An example of something that’s artificial would be taking a neural network we designed, and having it build a novel representation of the world that’s unbiased by us from raw inputs. It would be an designed system, as opposed to one that evolved naturally, with its own artificial representation of the world.
And humans consciously decided what data to include, consciously created most of the data themselves, and consciously annotated the data for training. Conscious decisions are all over the dataset, even if they didn’t design the neural network directly from the ground up. The system still evolved from conscious inputs, you can’t erase its roots and call it natural.
Human-like object concept representations emerge from datasets made by humans because humans made them.

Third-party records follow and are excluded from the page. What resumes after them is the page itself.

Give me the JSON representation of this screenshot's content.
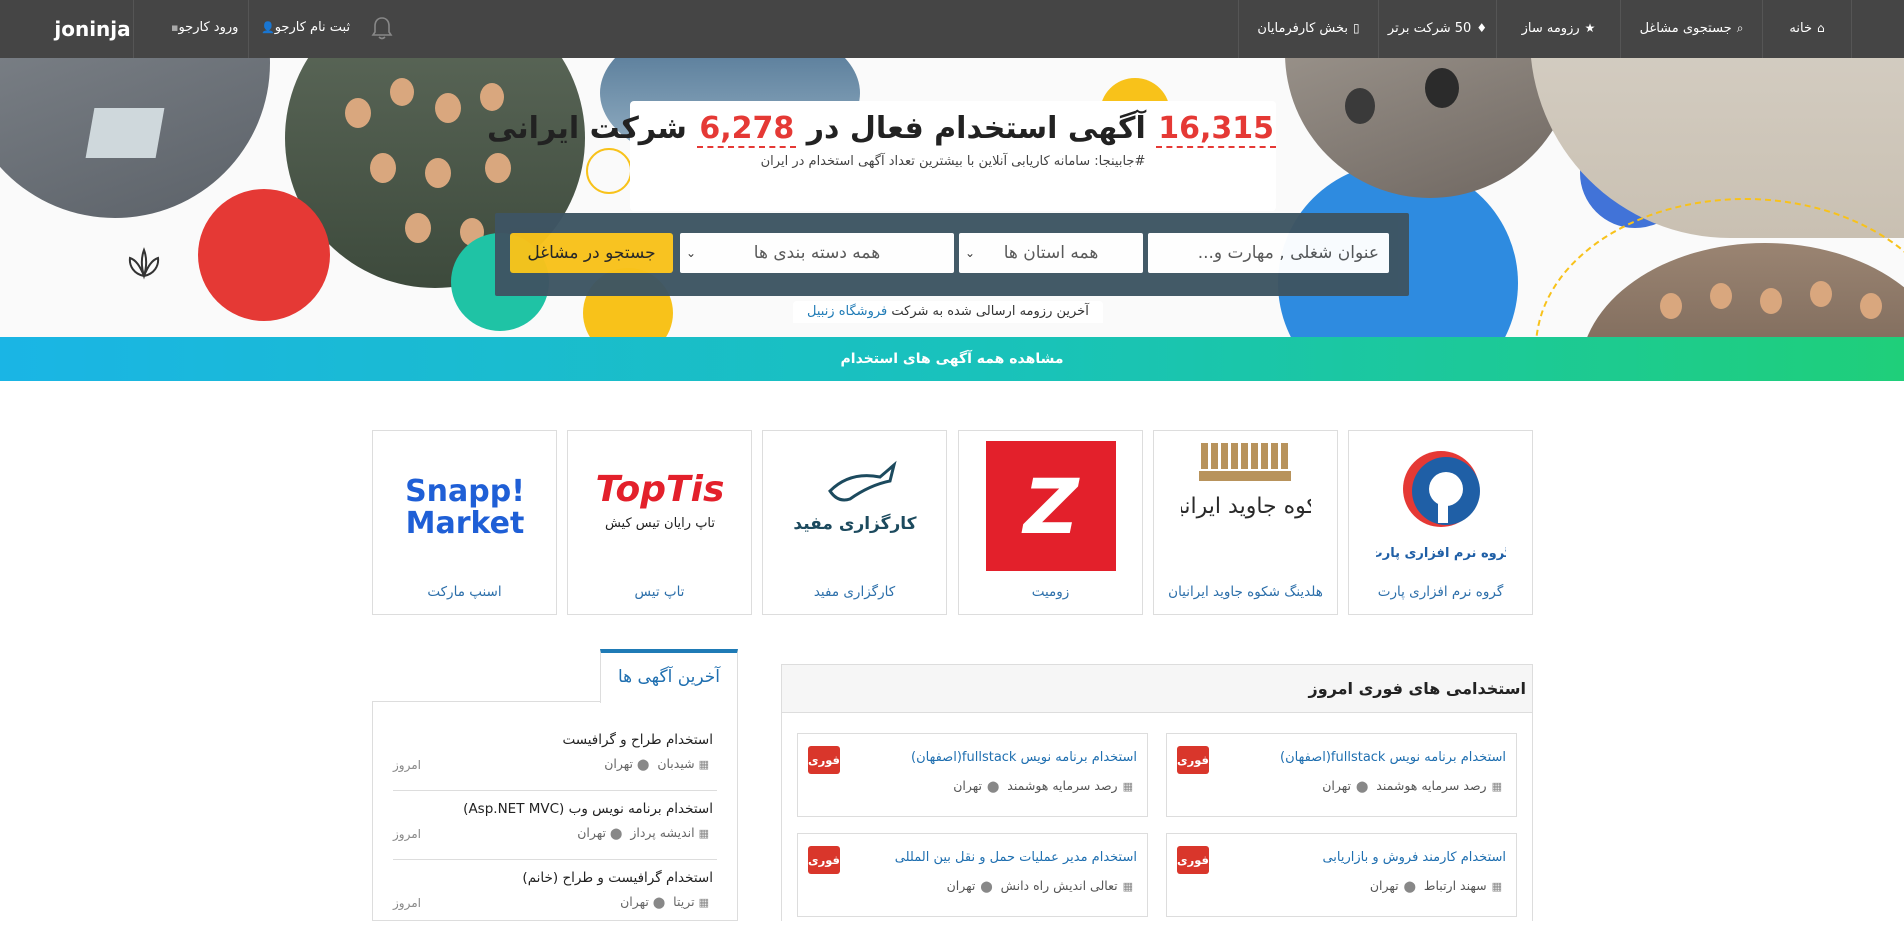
{
  "nav": {
    "brand": "joninja",
    "login": "ورود کارجو",
    "signup": "ثبت نام کارجو",
    "right": [
      {
        "label": "خانه",
        "icon": "home-icon"
      },
      {
        "label": "جستجوی مشاغل",
        "icon": "search-icon"
      },
      {
        "label": "رزومه ساز",
        "icon": "star-icon"
      },
      {
        "label": "50 شرکت برتر",
        "icon": "diamond-icon"
      },
      {
        "label": "بخش کارفرمایان",
        "icon": "building-icon"
      }
    ]
  },
  "hero": {
    "jobs_count": "16,315",
    "mid_text": "آگهی استخدام فعال در",
    "company_count": "6,278",
    "tail_text": "شرکت ایرانی",
    "subtitle": "#جابینجا: سامانه کاریابی آنلاین با بیشترین تعداد آگهی استخدام در ایران",
    "search_placeholder": "عنوان شغلی , مهارت و...",
    "province": "همه استان ها",
    "category": "همه دسته بندی ها",
    "search_button": "جستجو در مشاغل",
    "latest_cv_prefix": "آخرین رزومه ارسالی شده به شرکت",
    "latest_cv_company": "فروشگاه زنبیل",
    "all_jobs": "مشاهده همه آگهی های استخدام"
  },
  "companies": [
    {
      "name": "گروه نرم افزاری پارت",
      "logo_text": "گروه نرم افزاری پارت"
    },
    {
      "name": "هلدینگ شکوه جاوید ایرانیان",
      "logo_text": "شکوه جاوید ایرانیان"
    },
    {
      "name": "زومیت",
      "logo_text": "Z"
    },
    {
      "name": "کارگزاری مفید",
      "logo_text": "کارگزاری مفید"
    },
    {
      "name": "تاپ تیس",
      "logo_text": "TopTis",
      "logo_sub": "تاپ رایان تیس کیش"
    },
    {
      "name": "اسنپ مارکت",
      "logo_text": "Snapp!",
      "logo_sub": "Market"
    }
  ],
  "urgent": {
    "title": "استخدامی های فوری امروز",
    "badge": "فوری",
    "jobs": [
      {
        "title": "استخدام برنامه نویس fullstack(اصفهان)",
        "company": "رصد سرمایه هوشمند",
        "city": "تهران"
      },
      {
        "title": "استخدام برنامه نویس fullstack(اصفهان)",
        "company": "رصد سرمایه هوشمند",
        "city": "تهران"
      },
      {
        "title": "استخدام کارمند فروش و بازاریابی",
        "company": "سهند ارتباط",
        "city": "تهران"
      },
      {
        "title": "استخدام مدیر عملیات حمل و نقل بین المللی",
        "company": "تعالی اندیش راه دانش",
        "city": "تهران"
      }
    ]
  },
  "latest": {
    "tab": "آخرین آگهی ها",
    "items": [
      {
        "title": "استخدام طراح و گرافیست",
        "company": "شیدبان",
        "city": "تهران",
        "date": "امروز"
      },
      {
        "title": "استخدام برنامه نویس وب (Asp.NET MVC)",
        "company": "اندیشه پرداز",
        "city": "تهران",
        "date": "امروز"
      },
      {
        "title": "استخدام گرافیست و طراح (خانم)",
        "company": "تریتا",
        "city": "تهران",
        "date": "امروز"
      }
    ]
  },
  "colors": {
    "accent": "#1f7bb6",
    "nav": "#454545",
    "yellow": "#f8c21a",
    "red": "#e53935",
    "badge": "#d9362b"
  }
}
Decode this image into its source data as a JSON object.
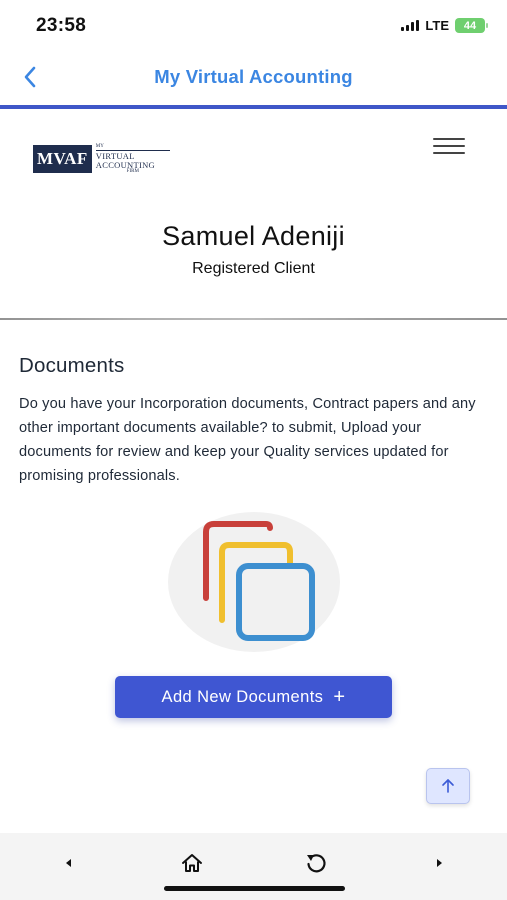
{
  "status_bar": {
    "time": "23:58",
    "network": "LTE",
    "battery": "44"
  },
  "nav": {
    "back_icon": "chevron-left-icon",
    "title": "My Virtual Accounting"
  },
  "site_header": {
    "logo": {
      "abbr": "MVAF",
      "line1": "MY",
      "line2": "VIRTUAL",
      "line3": "ACCOUNTING",
      "line4": "FIRM"
    },
    "menu_icon": "hamburger-menu-icon"
  },
  "profile": {
    "name": "Samuel Adeniji",
    "role": "Registered Client"
  },
  "documents": {
    "title": "Documents",
    "description": "Do you have your Incorporation documents, Contract papers and any other important documents available? to submit, Upload your documents for review and keep your Quality services updated for promising professionals.",
    "illustration_icon": "stacked-documents-icon",
    "add_button_label": "Add New Documents",
    "add_button_icon": "+"
  },
  "scroll_top_icon": "arrow-up-icon",
  "bottom_bar": {
    "icons": [
      "triangle-left-icon",
      "home-icon",
      "reload-icon",
      "triangle-right-icon"
    ]
  },
  "colors": {
    "nav_title": "#3b86e2",
    "divider": "#3f57c8",
    "primary_button": "#3f56d2",
    "logo_navy": "#1f2d4d",
    "doc_red": "#c8403a",
    "doc_yellow": "#f0bf2e",
    "doc_blue": "#3d8fd0"
  }
}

And humans made them that way because human minds evolved to represent data in this way. As I keep pointing out, we’re feeding data into neural networks that’s organized in a way that’s natural for our brains to operate on. It’s an artificial system that mimics the way we naturally represent data in our own minds.
The artificial aspect of the system lies in the implementation details. The ways we’ve come up to encode data. These are not essential. It’s like a difference between an algorithm, and its concrete implementation in a programming language. The fact that the data is encoded using human designed formats is incidental to the structure of the data which is derived from the way our brains encode information.
Human-like object concept representations emerge from the way our brains are structured. These are the representations that are encoded into data sets by humans.
Also, you’ve talked about a dialectical relationship, but dialectics are about understanding evolution of dynamic systems. The contradictions represent the opposing forces within a system that guide its development over time. When we talk about a distinction between natural and artificial, what’s the system that we’re discussing here what are the opposing forces?
Unpaywalled direct link to paper [PDF] courtesy of the Unpaywall add-on.
In your opinion, is this a good thing, a bad thing, or is it just a curiosity that LLMs currently have?
It’s a good thing in a sense that it means the models are creating stable representations of objects across modalities. It means that there is potential for extending LLM approach to building actual world models in the future.